The escalating beats of your hero trying to accomplish something and whatever is in their way interfering with them in the second half of act two are very similar to those of the first half.
However, the midpoint complication has made matters more pressing and raised the stakes.
Luke Skywalker must save the Princess and escape the Death Star before the Empire can catch him. But “more urgent” and “higher stakes” are relative to the reality of your show if you’re writing a light comedy about a group of friends who hang out.
You can have greater stakes while still having little to lose.
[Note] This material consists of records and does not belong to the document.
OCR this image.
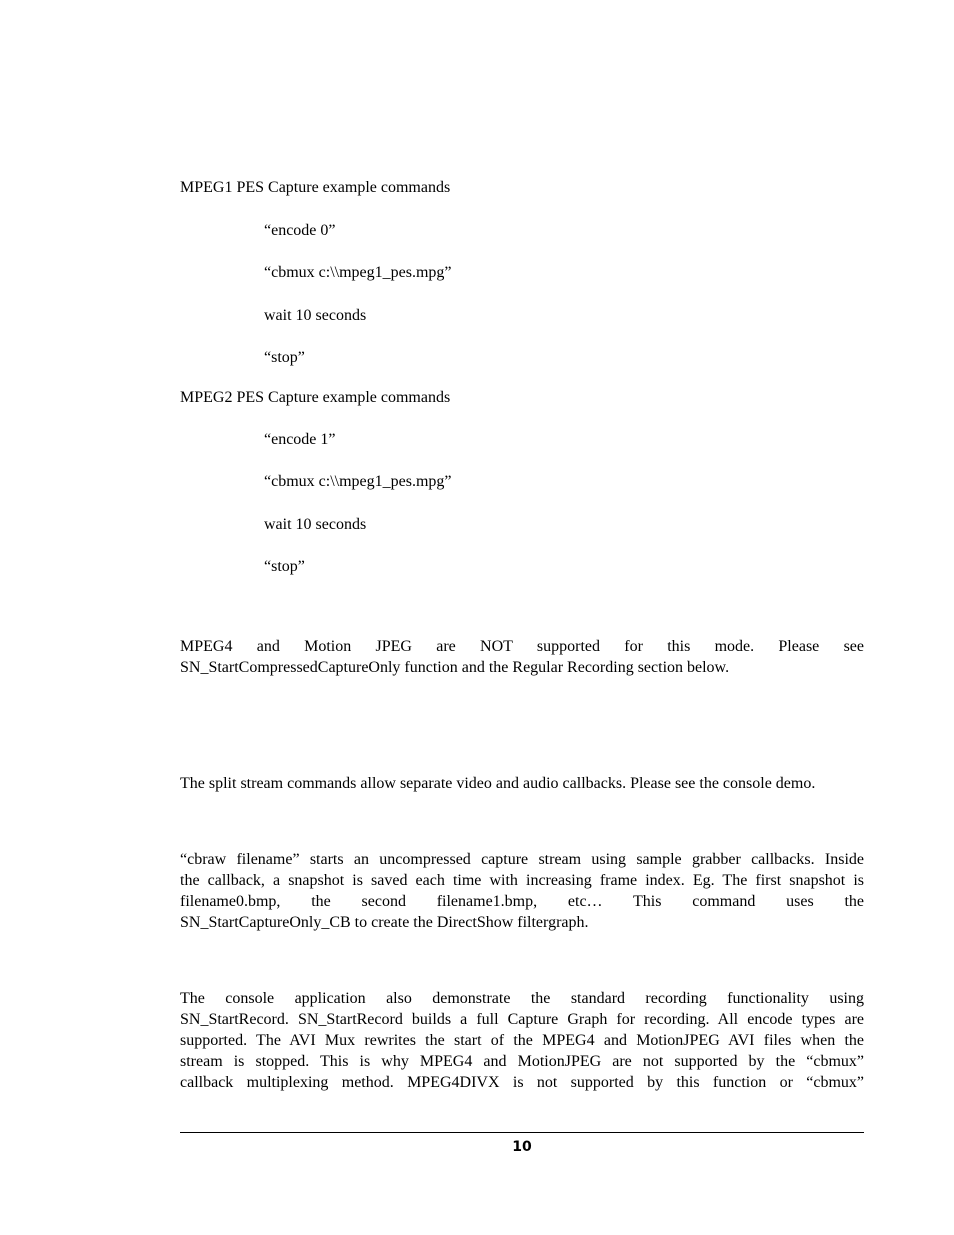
MPEG1 PES Capture example commands
“encode 0”
“cbmux c:\\mpeg1_pes.mpg”
wait 10 seconds
“stop”
MPEG2 PES Capture example commands
“encode 1”
“cbmux c:\\mpeg1_pes.mpg”
wait 10 seconds
“stop”
MPEG4 and Motion JPEG are NOT supported for this mode. Please see
SN_StartCompressedCaptureOnly function and the Regular Recording section below.
The split stream commands allow separate video and audio callbacks. Please see the console demo.
“cbraw filename” starts an uncompressed capture stream using sample grabber callbacks. Inside
the callback, a snapshot is saved each time with increasing frame index. Eg. The first snapshot is
filename0.bmp, the second filename1.bmp, etc… This command uses the
SN_StartCaptureOnly_CB to create the DirectShow filtergraph.
The console application also demonstrate the standard recording functionality using
SN_StartRecord. SN_StartRecord builds a full Capture Graph for recording. All encode types are
supported. The AVI Mux rewrites the start of the MPEG4 and MotionJPEG AVI files when the
stream is stopped. This is why MPEG4 and MotionJPEG are not supported by the “cbmux”
callback multiplexing method. MPEG4DIVX is not supported by this function or “cbmux”
10
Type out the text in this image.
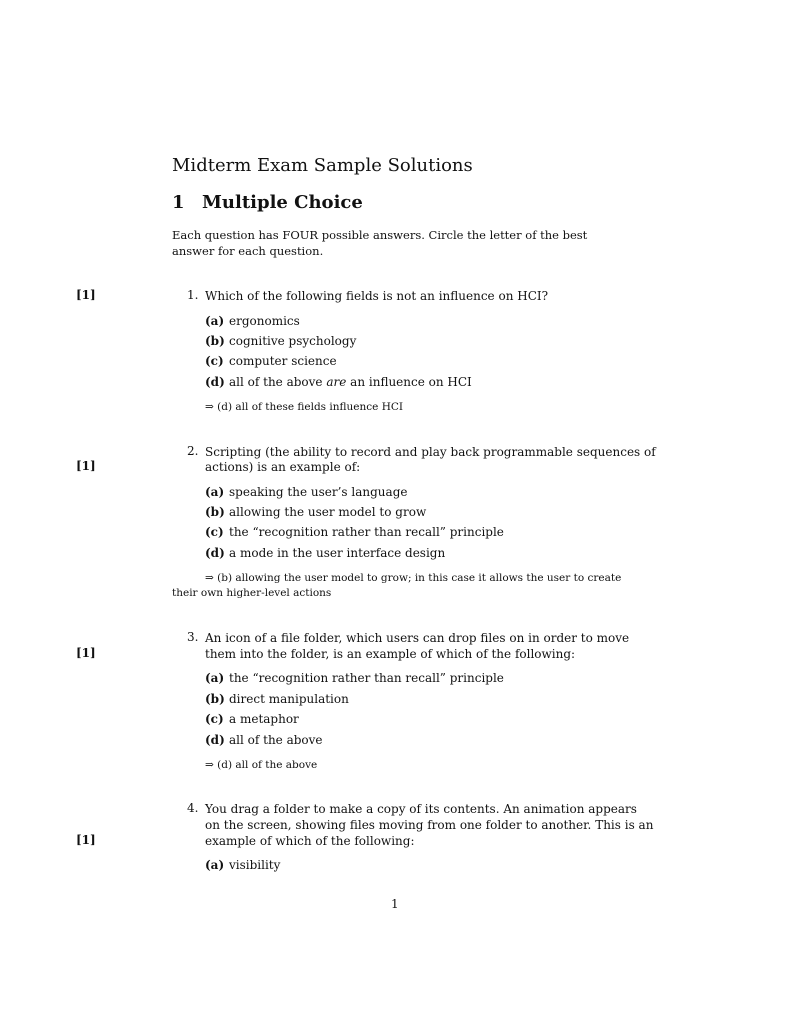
Midterm Exam Sample Solutions
1 Multiple Choice
Each question has FOUR possible answers. Circle the letter of the best answer for each question.
[1]	1. Which of the following fields is not an influence on HCI?
(a) ergonomics
(b) cognitive psychology
(c) computer science
(d) all of the above are an influence on HCI
⇒ (d) all of these fields influence HCI
2. Scripting (the ability to record and play back programmable sequences of
[1]	actions) is an example of:
(a) speaking the user’s language
(b) allowing the user model to grow
(c) the “recognition rather than recall” principle
(d) a mode in the user interface design
⇒ (b) allowing the user model to grow; in this case it allows the user to create
their own higher-level actions
3. An icon of a file folder, which users can drop files on in order to move
[1]	them into the folder, is an example of which of the following:
(a) the “recognition rather than recall” principle
(b) direct manipulation
(c) a metaphor
(d) all of the above
⇒ (d) all of the above
4. You drag a folder to make a copy of its contents. An animation appears
on the screen, showing files moving from one folder to another. This is an
[1]	example of which of the following:
(a) visibility
1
Your protagonist experiences a low point in the second act as well as a further complication at the conclusion. Diane finds out in Cheers that Sumner has gone to Barbados with his ex-wife instead.
In Star Wars, Obi-Wan Kenobi dies, leaving Luke alone for the first time. Your character is at a point in the story where they can either quit or continue.
If they quit, the narrative is over, and it’s likely that they lie down and pass away somewhere.
The third act begins if they decide to go on.
Your character is at a point in the story where they can either quit or continue.
Your third act is also set up at this point. The second act of Haunted Bakery would end with her store in disarray and the ghosts running amok, and there are only two hours until the grand opening. The antagonist is at their highest point, as this is the protagonist’s lowest point. As a result, the ghosts believe they have triumphed and driven the baker out.
However, she decides to persevere, ensuring the story’s conclusion and a bizarre ghostly third act.